Then Fred saw the castle flames, and led his men forward to plug up the lower end of the road. Next Rustum Khan saw it, and advanced three hundred down the ramp to hold the ditch at the bottom and prevent reserves from coming to the rescue.

It was then, so he told us afterward, that Fred realized who was the person in authority who had sought to change the line of battle at the critical moment. Mahmoud himself, surrounded by his staff, had ridden forward to see what the true nature of the difficulty might be, and had got caught in the trap when Fred closed it and Rustum Khan cut off the flow of men!

Fred did his best by rapid fire to put an end to Mahmoud, staff and all. But the light from the castle did not reach down in among the trees, and when he told the nearest men who the target was that only made the shooting wilder. Nor was Mahmoud a man without decision. Realizing that he was trapped, at any rate from behind, he galloped forward with his staff, scattering bewildered men to right and left of him, to find out whether the trap could not be forced from the upper end, knowing that there were plenty of men on the road already to account for any possible total we could bring against them, if only they could be led forward and deployed.

So it came about that Mahmoud on a splendid war-horse, and five of his mounted staff, arrived at the head of the oncoming column; and Kagig saw them in a moment when the flare from the castle roared like a rocket hundreds of feet high and scattered all the shadows on that section of the road. Kagig passed the word along, but it was Monty who devised the instant plan, and one of Will's men who came running to find me.

So I forgot pain and disability in the excitement of having a part to play. Gloria had found her way back to the castle, and it was she who rallied all the men and women who had worked at piling fuel, and brought them to where I lay. Then I begged her to get back somewhere and hide, but she laughed at me.

Our business was to burry down the road and plug it against Mahmoud and his men, while Kagig got behind him by sheer hand-to-hand fighting, and Monty and Will approached him from the flanks. We had to be cautious about shooting, because of Kagig, for one thing, but for another, Will had sent the message, "Don't kill Mahmoud." And that, of course, was obvious. Mahmoud alive would be worth a thousand to us of any Mahmoud dead.

Gloria ran down the road beside me, and Will caught sight of her in the dancing light. I heard him shout something in United States English about women and hell-fire and burned fingers, but beyond that it was not polite, and was intended for me as much as for Gloria, I did not get the gist of it.
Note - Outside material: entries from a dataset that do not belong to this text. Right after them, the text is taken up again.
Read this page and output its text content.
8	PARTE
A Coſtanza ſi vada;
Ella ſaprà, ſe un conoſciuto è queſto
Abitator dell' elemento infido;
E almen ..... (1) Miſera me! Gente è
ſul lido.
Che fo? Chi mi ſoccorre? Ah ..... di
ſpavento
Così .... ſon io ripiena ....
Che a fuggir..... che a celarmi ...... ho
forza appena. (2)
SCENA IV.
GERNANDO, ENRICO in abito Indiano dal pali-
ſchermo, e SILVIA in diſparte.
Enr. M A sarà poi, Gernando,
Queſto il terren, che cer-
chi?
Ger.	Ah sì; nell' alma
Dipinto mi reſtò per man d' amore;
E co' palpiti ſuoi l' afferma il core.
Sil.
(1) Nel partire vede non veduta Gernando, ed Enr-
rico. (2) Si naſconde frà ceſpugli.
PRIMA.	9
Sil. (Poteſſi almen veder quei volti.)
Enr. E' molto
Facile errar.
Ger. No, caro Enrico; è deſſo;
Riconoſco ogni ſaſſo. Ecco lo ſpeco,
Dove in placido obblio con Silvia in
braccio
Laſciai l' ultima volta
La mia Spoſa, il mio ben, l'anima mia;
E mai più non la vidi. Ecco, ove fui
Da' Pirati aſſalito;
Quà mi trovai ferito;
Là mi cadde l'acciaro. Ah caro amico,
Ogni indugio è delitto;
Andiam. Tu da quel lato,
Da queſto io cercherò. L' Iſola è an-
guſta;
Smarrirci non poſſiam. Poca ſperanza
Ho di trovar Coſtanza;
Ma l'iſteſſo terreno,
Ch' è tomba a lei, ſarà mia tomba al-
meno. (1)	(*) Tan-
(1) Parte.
Then the battle closed up around us, and we all fought hand to hand—women harder than the men—to close in on Mahmoud and drag him from his horse.
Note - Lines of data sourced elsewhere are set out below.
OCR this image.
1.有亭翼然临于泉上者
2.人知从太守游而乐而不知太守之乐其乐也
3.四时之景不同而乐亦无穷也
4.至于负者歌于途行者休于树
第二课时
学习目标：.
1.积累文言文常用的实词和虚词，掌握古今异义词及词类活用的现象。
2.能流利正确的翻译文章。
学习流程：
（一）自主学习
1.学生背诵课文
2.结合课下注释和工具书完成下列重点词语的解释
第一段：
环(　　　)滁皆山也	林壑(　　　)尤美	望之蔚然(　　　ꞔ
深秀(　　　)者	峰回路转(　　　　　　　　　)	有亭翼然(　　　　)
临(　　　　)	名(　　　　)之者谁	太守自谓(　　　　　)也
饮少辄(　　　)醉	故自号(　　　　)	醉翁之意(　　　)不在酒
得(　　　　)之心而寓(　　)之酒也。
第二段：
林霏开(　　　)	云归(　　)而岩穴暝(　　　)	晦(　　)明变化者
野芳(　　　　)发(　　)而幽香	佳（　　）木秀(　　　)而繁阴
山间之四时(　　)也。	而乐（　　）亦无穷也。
Three times in the fitful dark and even more deceptive dancing light we almost had him. But the first time he fought free, and his war-horse kicked a clear way for him for a few yards through the scrimmage. Then Kagig closed in on him from the rear. But three of the staff engaged Kagig alone, and twenty or thirty of Mahmoud's infantry drove Kagig's men back on the still advancing column. Kagig went down, fighting and shouting like a Berserker, and Monty let Mahmoud go to run to Kagig's rescue.

Monty did not go alone, for his men leapt after him like hounds. But he fought his way in the lead with a clubbed rifle, and stood over Kagig's body working the weapon like a flail. That was all I saw of that encounter, for Mahmoud decided to attempt escape by the upper way again, and it was I who captured him. I landed on him through the darkness with my clenched fist under the low hung angle of his jaw and, seizing his leg, threw him out of the saddle. There Gloria helped me sit on him; and the greater part of what we had to do was to keep the women from tearing him to pieces.

At last Gloria and I, with a dozen of them, took Mahmoud up-hill and made him sit down in full firelight with his back against a rock. He had nothing to say for himself, but stared at Gloria with eyes that explained the whole philosophy of all the Turks; and she, for sake of the decency that was her birthright, went and stood on the far side of the rock and kept the bulge of it between them.